O próprio Serebrennikov diz não ter “a mínima ideia” do que que levou as autoridades russas a responderem agora positivamente ao seu pedido para estar presente em Avignon. Uma solicitação semelhante fora-lhe recusada em 2021, quando quis viajar também para França, onde o seu filme Petrov’s Flu (A Gripe de Petrov) concorria à Palma de Ouro do Festival de Cinema de Cannes.
A notícia de que o encenador irá estar em Avignon foi confirmada à imprensa francesa pelo director delegado do festival, Paul Rondin, que adiantou a intenção de abrir o programa com O Monge Negro, que Sebrennikov já apresentou em Janeiro em Hamburgo, na Alemanha, mas cuja encenação irá agora retrabalhar para esta estreia em França.
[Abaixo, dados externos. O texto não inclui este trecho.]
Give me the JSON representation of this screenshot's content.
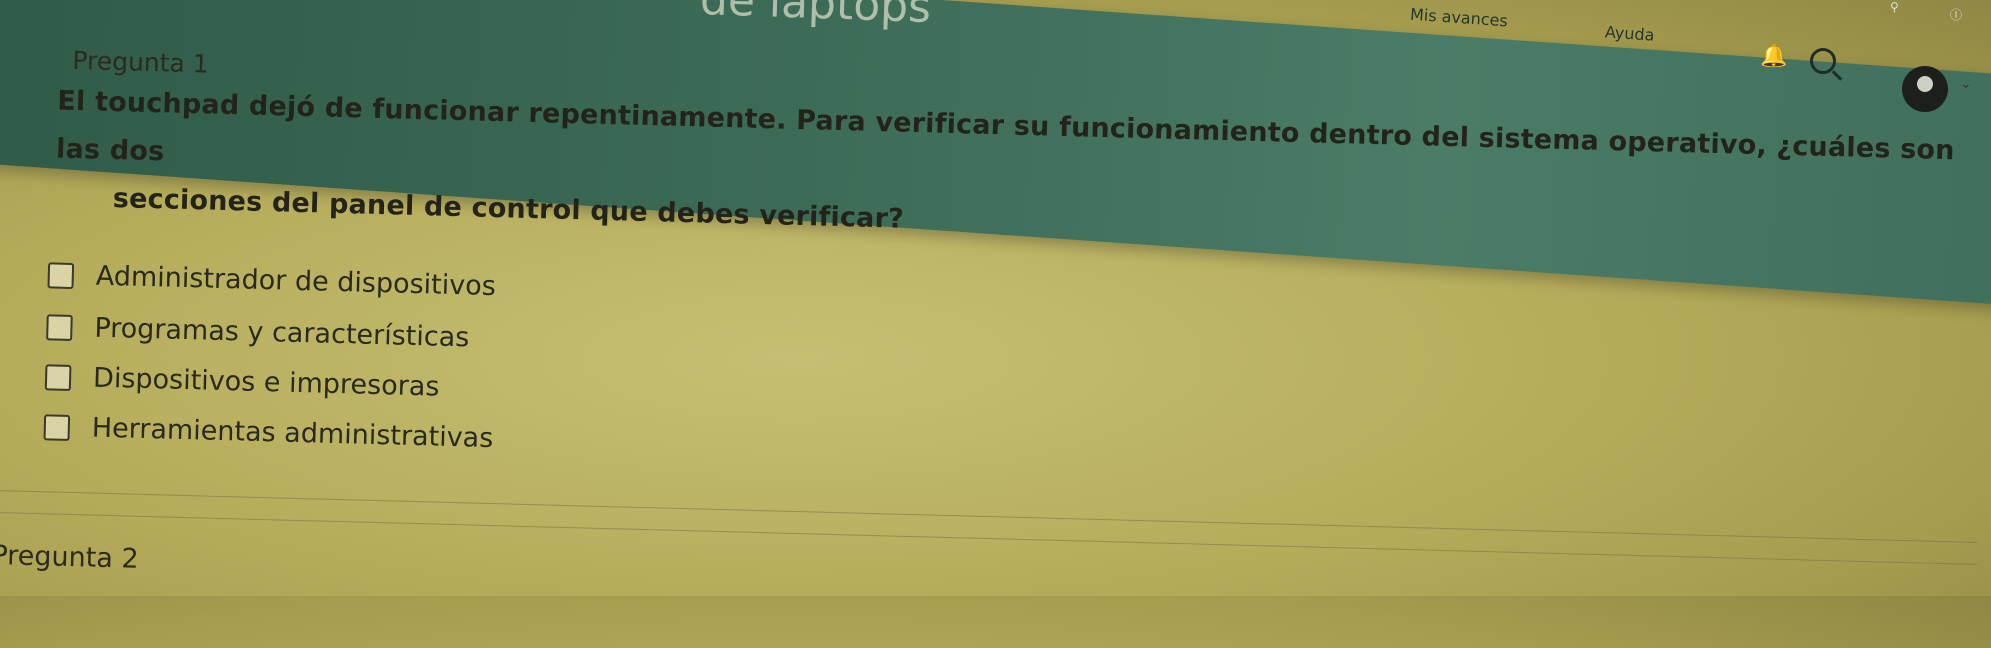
{
  "header": {
    "brand": "de laptops",
    "nav": {
      "progress": "Mis avances",
      "help": "Ayuda"
    },
    "small_icons": [
      "⚲",
      "Ⓘ"
    ]
  },
  "questions": [
    {
      "label": "Pregunta 1",
      "text_line1": "El touchpad dejó de funcionar repentinamente. Para verificar su funcionamiento dentro del sistema operativo, ¿cuáles son las dos",
      "text_line2": "secciones del panel de control que debes verificar?",
      "options": [
        "Administrador de dispositivos",
        "Programas y características",
        "Dispositivos e impresoras",
        "Herramientas administrativas"
      ]
    },
    {
      "label": "Pregunta 2"
    }
  ],
  "colors": {
    "header_green": "#3c6b57",
    "page_bg": "#b6ad5c",
    "text": "#24231a"
  },
  "icons": [
    "bell-icon",
    "search-icon",
    "avatar-icon",
    "chevron-down-icon",
    "checkbox-icon"
  ]
}
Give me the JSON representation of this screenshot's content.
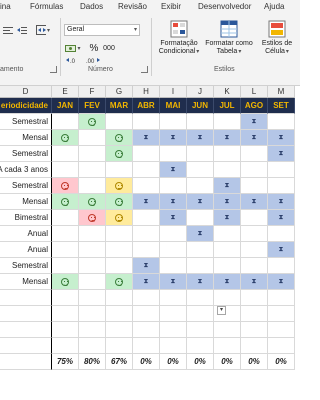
{
  "ribbon": {
    "tabs": [
      "ina",
      "Fórmulas",
      "Dados",
      "Revisão",
      "Exibir",
      "Desenvolvedor",
      "Ajuda"
    ],
    "groups": {
      "alignment": "amento",
      "number": "Número",
      "styles": "Estilos"
    },
    "number_format": "Geral",
    "percent_symbol": "%",
    "thousands_symbol": "000",
    "styles_buttons": [
      {
        "line1": "Formatação",
        "line2": "Condicional"
      },
      {
        "line1": "Formatar como",
        "line2": "Tabela"
      },
      {
        "line1": "Estilos de",
        "line2": "Célula"
      }
    ]
  },
  "sheet": {
    "column_letters": [
      "D",
      "E",
      "F",
      "G",
      "H",
      "I",
      "J",
      "K",
      "L",
      "M"
    ],
    "header_label": "eriodicidade",
    "months": [
      "JAN",
      "FEV",
      "MAR",
      "ABR",
      "MAI",
      "JUN",
      "JUL",
      "AGO",
      "SET"
    ],
    "rows": [
      {
        "label": "Semestral",
        "cells": [
          "",
          "G",
          "",
          "",
          "",
          "",
          "",
          "B",
          ""
        ]
      },
      {
        "label": "Mensal",
        "cells": [
          "G",
          "",
          "G",
          "B",
          "B",
          "B",
          "B",
          "B",
          "B"
        ]
      },
      {
        "label": "Semestral",
        "cells": [
          "",
          "",
          "G",
          "",
          "",
          "",
          "",
          "",
          "B"
        ]
      },
      {
        "label": "A cada 3 anos",
        "cells": [
          "",
          "",
          "",
          "",
          "B",
          "",
          "",
          "",
          ""
        ]
      },
      {
        "label": "Semestral",
        "cells": [
          "R",
          "",
          "Y",
          "",
          "",
          "",
          "B",
          "",
          ""
        ]
      },
      {
        "label": "Mensal",
        "cells": [
          "G",
          "G",
          "G",
          "B",
          "B",
          "B",
          "B",
          "B",
          "B"
        ]
      },
      {
        "label": "Bimestral",
        "cells": [
          "",
          "R",
          "Y",
          "",
          "B",
          "",
          "B",
          "",
          "B"
        ]
      },
      {
        "label": "Anual",
        "cells": [
          "",
          "",
          "",
          "",
          "",
          "B",
          "",
          "",
          ""
        ]
      },
      {
        "label": "Anual",
        "cells": [
          "",
          "",
          "",
          "",
          "",
          "",
          "",
          "",
          "B"
        ]
      },
      {
        "label": "Semestral",
        "cells": [
          "",
          "",
          "",
          "B",
          "",
          "",
          "",
          "",
          ""
        ]
      },
      {
        "label": "Mensal",
        "cells": [
          "G",
          "",
          "G",
          "B",
          "B",
          "B",
          "B",
          "B",
          "B"
        ]
      }
    ],
    "percentages": [
      "75%",
      "80%",
      "67%",
      "0%",
      "0%",
      "0%",
      "0%",
      "0%",
      "0%"
    ]
  },
  "colors": {
    "header_bg": "#1f2d4d",
    "header_text": "#f2b600",
    "good": "#c6efce",
    "bad": "#ffc7ce",
    "neutral": "#ffeb9c",
    "pending": "#b4c6e7"
  }
}
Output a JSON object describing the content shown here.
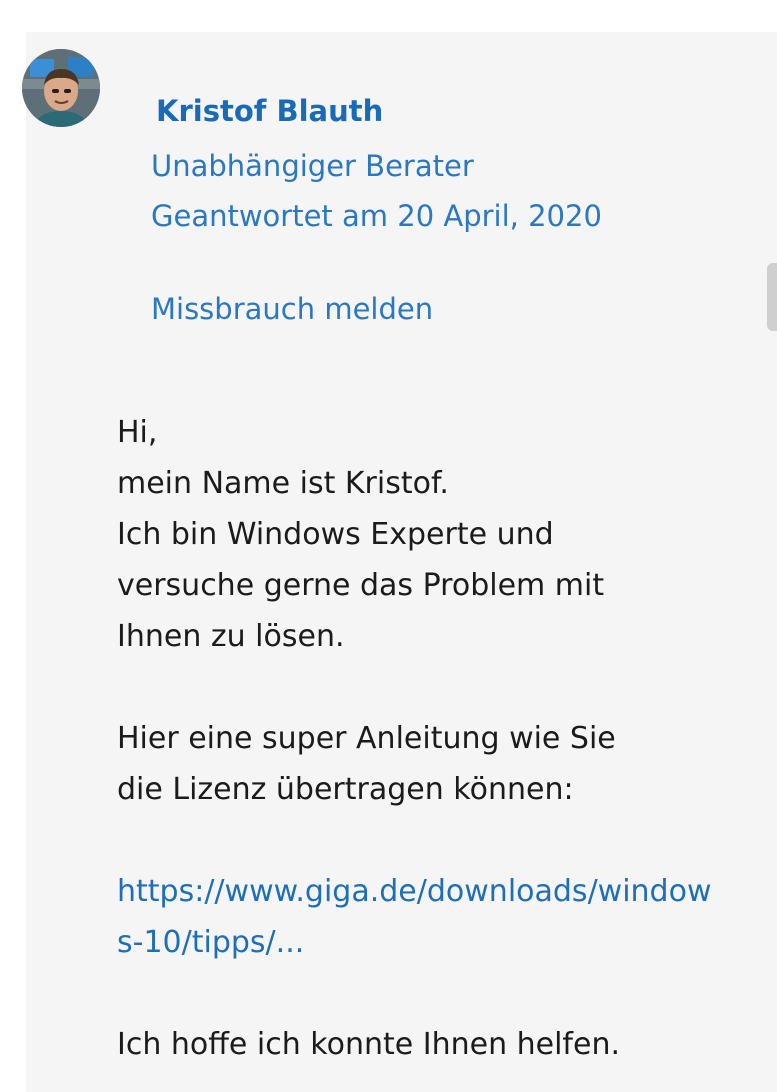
{
  "author": {
    "name": "Kristof Blauth",
    "role": "Unabhängiger Berater",
    "answered": "Geantwortet am 20 April, 2020",
    "report_label": "Missbrauch melden"
  },
  "post": {
    "greeting": "Hi,\nmein Name ist Kristof.\nIch bin Windows Experte und\nversuche gerne das Problem mit\nIhnen zu lösen.",
    "intro": "Hier eine super Anleitung wie Sie\ndie Lizenz übertragen können:",
    "link_text": "https://www.giga.de/downloads/windows-10/tipps/...",
    "closing": "Ich hoffe ich konnte Ihnen helfen."
  },
  "colors": {
    "name": "#1a6bb7",
    "meta": "#2b78c2",
    "link": "#1e6fb8",
    "card_background": "#f5f5f5"
  }
}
A autorização agora concedida pelas autoridades russas já tinha, portanto, um precedente. Os responsáveis do Festival de Avignon terão razões, mesmo assim, para estar positivamente surpreendidos, mas não tanto quanto Joachim Lux, o director artístico do Thalia Theater, em Hamburgo, quando recebeu Sebrennikov no aeroporto daquela cidade alemã, a 8 de Janeiro deste ano. Contra todas as expectativas – “um grande milagre”, comentou Lux na ocasião –, o encenador fora autorizado a permanecer algumas semanas em Hamburgo para preparar a apresentação de O Monge Negro, cuja bem-sucedida estreia teve lugar a 22 de Janeiro no Thalia Theater.
A última vez que Sebrennikov estivera em Avignon fora em 2019, para apresentar a peça Outside, centrada na vida do poeta e fotógrafo autodidacta chinês Ren Hang, que se suicidou em 2017, e cujas obras, designadamente os seus nus fotográficos, foram atacadas e censuradas pelo regime chinês, que deteve várias vezes o artista.
Não surpreende o interesse de Sebrennikov por Ren Hang, já que a reacção das autoridades russas ao seu trabalho tem sido bastante semelhante. Quer pela sua abordagem de temas políticos e religiosos, quer sobretudo pela forte presença da homossexualidade, hoje um tema praticamente proibido na sociedade russa.
Embora não seja um opositor declarado do governo de Putin, o encenador tem criticado o cerceamento da liberdade artística, vem defendendo publicamente a comunidade LGTB e criticou, em 2014, a anexação da Crimeia.
Em Agosto de 2017, foi detido e acusado de uma fraude envolvendo subsídios estatais num valor equivalente a dois milhões de dólares, tendo ficado um ano e meio em prisão domiciliária. No início de 2020 foi finalmente a julgamento, que durou seis meses, tendo terminado com a aplicação de uma multa e de uma pena suspensa de três anos de prisão, com proibição de viajar para o estrangeiro, sentença criticada na ocasião pela organização não-governamental Human Rights Watch.
A confirmação de que poderá agora mostrar o seu trabalho em Avignon acaba por ser uma notícia um tanto a contracorrente, não tanto pela ocasional condescendência do regime de Putin, mas por ocorrer num momento em que, após a invasão da Ucrânia, muitos artistas russos estão a ser banidos das programações das instituições culturais europeias.